1Western University, Department of Medicine, Division of Gastroenterology, London, Ontario, Canada, 2King Fahad Specialist Hospital, Department of Medicine, Division of Gastroenterology, Dammam, Saudi Arabia, 3University of Calgary, Division of Gastroenterology and Hepatology, Calgary, Alberta, Canada, 4King Abdulaziz University, Department of Medicine, Rabigh, Saudi Arabia, 5Robarts Clinical Trials, Inc., London, Ontario, Canada, 6Western University, Department of Epidemiology and Biostatistics, London, Ontario, Canada

Background

inflammatory bowel disease (IBD) patients post orthotopic liver transplantation (OLT) often have ongoing mucosal inflammation necessitating biologic agents for therapy. The safety of combined biologic and immunosuppressive therapy post-OLT in this population is unclear. The aim of this study was to systematically review the evidence for safety of combination biologic and immunosuppressive therapy in patients with Primary sclerosing cholangitis (PSC)/other liver diseases and concomitant IBD after OLT.

Methods

EMBASE, Medline, Cochrane CENTRAL, clinialtrials.gov, and the International Clinical Trials Registry Platform were searched without language restriction using keywords identifying OLT and IBD up to 1 March 2018. All studies evaluating the safety of combined biologic and anti-rejection therapy were included. All eligible studies were reviewed for safety outcomes, including infections, cancers, death, and colectomy rate.
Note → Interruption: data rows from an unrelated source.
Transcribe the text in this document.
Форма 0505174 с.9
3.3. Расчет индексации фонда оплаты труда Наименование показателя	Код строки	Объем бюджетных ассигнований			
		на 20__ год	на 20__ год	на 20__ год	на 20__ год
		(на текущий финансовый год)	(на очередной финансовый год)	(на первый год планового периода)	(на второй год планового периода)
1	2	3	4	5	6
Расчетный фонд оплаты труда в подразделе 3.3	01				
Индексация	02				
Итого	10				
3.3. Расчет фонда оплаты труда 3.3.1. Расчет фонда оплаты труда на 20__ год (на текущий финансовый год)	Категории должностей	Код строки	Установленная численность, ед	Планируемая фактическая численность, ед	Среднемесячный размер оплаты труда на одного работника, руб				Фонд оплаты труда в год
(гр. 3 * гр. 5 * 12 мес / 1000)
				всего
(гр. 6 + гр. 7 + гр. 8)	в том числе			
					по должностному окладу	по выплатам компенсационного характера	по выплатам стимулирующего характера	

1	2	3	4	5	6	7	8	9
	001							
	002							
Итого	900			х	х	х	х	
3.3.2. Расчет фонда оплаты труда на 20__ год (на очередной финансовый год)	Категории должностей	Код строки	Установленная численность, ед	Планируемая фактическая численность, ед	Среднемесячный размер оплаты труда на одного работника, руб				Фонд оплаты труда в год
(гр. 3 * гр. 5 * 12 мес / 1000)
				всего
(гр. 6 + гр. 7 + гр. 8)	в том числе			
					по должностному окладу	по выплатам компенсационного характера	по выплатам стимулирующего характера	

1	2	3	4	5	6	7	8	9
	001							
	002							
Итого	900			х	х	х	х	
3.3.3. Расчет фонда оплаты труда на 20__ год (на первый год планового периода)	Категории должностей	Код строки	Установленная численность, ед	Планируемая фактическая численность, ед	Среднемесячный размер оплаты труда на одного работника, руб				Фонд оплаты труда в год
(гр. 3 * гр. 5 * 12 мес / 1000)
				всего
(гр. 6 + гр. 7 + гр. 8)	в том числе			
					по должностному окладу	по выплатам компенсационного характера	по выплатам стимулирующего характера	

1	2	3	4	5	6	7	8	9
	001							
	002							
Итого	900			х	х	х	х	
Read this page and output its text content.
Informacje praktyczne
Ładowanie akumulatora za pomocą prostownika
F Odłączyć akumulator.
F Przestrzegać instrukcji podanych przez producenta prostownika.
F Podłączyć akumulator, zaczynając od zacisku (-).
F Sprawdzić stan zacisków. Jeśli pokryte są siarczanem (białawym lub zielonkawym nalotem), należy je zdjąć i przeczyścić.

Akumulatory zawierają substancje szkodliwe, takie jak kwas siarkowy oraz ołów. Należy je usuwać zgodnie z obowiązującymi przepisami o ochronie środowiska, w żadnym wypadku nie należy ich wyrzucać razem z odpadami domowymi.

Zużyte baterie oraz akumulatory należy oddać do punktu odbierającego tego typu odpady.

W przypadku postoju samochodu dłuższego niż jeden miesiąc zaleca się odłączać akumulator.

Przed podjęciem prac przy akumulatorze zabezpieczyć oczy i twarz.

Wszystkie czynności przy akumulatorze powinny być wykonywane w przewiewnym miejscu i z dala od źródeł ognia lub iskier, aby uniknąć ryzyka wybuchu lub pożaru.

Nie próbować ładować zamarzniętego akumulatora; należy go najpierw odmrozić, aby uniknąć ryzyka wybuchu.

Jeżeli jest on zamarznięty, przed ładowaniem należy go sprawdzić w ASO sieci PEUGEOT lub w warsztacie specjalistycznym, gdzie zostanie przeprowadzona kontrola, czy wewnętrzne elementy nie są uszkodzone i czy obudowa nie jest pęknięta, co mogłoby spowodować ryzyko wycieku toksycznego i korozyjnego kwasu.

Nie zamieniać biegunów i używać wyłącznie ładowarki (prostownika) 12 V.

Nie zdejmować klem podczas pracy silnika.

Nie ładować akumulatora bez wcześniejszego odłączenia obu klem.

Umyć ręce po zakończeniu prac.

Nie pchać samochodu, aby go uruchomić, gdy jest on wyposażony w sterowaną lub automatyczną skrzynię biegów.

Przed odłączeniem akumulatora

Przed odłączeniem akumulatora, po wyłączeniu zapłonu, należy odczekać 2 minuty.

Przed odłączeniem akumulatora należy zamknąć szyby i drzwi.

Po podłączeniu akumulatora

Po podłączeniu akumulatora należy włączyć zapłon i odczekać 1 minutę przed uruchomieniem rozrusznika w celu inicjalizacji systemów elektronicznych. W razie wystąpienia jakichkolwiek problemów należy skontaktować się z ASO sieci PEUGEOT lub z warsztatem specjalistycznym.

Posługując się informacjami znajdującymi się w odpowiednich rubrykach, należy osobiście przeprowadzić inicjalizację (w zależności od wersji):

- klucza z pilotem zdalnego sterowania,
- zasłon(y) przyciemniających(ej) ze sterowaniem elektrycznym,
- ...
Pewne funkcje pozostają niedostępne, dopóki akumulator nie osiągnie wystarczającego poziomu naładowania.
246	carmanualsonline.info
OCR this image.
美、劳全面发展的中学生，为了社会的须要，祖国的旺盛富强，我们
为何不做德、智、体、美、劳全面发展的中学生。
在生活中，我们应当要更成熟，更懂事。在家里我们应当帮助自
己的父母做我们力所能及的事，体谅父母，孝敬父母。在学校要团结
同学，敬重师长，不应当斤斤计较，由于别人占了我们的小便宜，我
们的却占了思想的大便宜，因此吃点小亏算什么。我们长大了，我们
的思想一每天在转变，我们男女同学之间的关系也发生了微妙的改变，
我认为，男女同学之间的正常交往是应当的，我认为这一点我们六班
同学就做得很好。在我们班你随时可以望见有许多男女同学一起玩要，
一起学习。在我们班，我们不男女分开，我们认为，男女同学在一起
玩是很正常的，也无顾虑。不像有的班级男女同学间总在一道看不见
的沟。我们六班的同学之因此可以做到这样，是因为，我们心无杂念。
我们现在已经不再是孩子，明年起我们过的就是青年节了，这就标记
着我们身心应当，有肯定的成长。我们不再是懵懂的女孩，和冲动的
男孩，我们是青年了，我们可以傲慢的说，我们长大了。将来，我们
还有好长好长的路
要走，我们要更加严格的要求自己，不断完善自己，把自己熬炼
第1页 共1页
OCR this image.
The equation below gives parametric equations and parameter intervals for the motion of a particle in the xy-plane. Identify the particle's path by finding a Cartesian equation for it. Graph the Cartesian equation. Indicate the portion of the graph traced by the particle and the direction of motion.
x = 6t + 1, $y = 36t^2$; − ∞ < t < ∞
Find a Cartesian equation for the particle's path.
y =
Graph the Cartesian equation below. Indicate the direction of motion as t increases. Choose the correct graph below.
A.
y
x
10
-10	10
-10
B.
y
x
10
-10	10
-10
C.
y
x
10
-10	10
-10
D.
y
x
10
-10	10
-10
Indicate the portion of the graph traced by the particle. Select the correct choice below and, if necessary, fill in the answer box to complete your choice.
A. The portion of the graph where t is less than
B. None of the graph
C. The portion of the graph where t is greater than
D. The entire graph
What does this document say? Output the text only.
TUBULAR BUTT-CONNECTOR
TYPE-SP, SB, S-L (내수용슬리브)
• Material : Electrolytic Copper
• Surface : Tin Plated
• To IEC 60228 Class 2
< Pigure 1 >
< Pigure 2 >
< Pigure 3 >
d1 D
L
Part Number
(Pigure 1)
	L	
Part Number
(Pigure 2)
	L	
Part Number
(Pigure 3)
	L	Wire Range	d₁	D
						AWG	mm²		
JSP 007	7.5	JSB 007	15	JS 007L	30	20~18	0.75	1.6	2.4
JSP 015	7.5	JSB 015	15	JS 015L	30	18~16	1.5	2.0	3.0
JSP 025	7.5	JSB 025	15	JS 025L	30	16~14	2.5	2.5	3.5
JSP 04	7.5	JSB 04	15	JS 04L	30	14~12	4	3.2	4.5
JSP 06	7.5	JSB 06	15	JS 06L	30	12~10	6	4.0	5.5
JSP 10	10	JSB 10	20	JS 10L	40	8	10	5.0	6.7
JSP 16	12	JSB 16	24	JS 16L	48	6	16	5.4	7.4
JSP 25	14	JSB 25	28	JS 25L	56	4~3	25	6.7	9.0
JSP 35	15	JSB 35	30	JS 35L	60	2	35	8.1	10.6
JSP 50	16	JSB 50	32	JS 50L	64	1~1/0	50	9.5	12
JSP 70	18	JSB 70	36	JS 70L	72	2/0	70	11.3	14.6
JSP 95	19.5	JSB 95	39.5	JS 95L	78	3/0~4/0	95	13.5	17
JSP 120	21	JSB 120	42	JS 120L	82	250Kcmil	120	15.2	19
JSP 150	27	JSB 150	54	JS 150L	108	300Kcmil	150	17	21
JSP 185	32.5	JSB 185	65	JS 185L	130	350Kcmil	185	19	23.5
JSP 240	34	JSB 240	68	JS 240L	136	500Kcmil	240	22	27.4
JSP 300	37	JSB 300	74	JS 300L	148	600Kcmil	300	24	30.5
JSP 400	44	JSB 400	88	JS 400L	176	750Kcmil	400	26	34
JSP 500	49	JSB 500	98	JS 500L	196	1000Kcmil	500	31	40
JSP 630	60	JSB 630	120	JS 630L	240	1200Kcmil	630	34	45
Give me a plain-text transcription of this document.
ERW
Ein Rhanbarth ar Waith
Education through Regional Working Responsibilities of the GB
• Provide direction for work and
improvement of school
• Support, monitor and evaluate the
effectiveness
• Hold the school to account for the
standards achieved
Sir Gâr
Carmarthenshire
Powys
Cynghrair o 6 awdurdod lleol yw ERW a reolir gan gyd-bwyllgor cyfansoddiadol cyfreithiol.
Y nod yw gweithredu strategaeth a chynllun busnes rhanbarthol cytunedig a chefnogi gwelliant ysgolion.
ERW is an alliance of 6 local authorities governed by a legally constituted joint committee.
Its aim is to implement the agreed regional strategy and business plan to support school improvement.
Meta-analysis was not performed due to the low quality of evidence available.

Results

A total of 2713 citations were identified: 2315 articles were screened after removal of duplicates (n = 399) and we identified 20 articles (12 case series and 8 case reports) that were eligible for inclusion. From these studies, a total of 109 IBD patients were treated with combination biologic and immunosuppressive therapy. PSC was the primary indication for OLT in 87 patients (79.8%) with 67 (61.5%) having ulcerative colitis. TNF antagonists were used in 91 patients (83.5%) while 17 patients (15.5%) received vedolizumab, and a single patient received ustekinumab. The most commonly used anti-rejection therapies were tacrolimus, prednisone, azathioprine and mycophenolate mofetil. A total of 22 (20.2%) patients experienced an infectious complication (cholangitis (n = 3), clostridium difficile (n = 3), CMV colitis and viremia (n = 1), Post-op infections (n = 5), cryptosporidiosis (n = 2), bacterial pneumonia (n = 1), oral candidiasis (n = 1), oesophageal candidiasis (n = 1), campylobacter (n = 1), infectious diarrhoea (n = 1), enterococcus faecalis bacteraemia (n = 1), molluscum contagiosum (n = 1), wound infections (n = 1)). All infections were reported in patients on anti-TNF therapy. Malignancy was reported in 6 patients (5.5%). Four patients had colorectal cancer, one patient had cholangiocarcinoma and one patient had cervical cancer. There were two deaths (CRC and recurrent PSC with cholangitis).

Conclusion

Post-OLT IBD patients receiving anti-TNF therapy are at an increased risk of enteric and postoperative infectious complications. Enteric infections should be actively screened for in patients experiencing worsening IBD symptoms.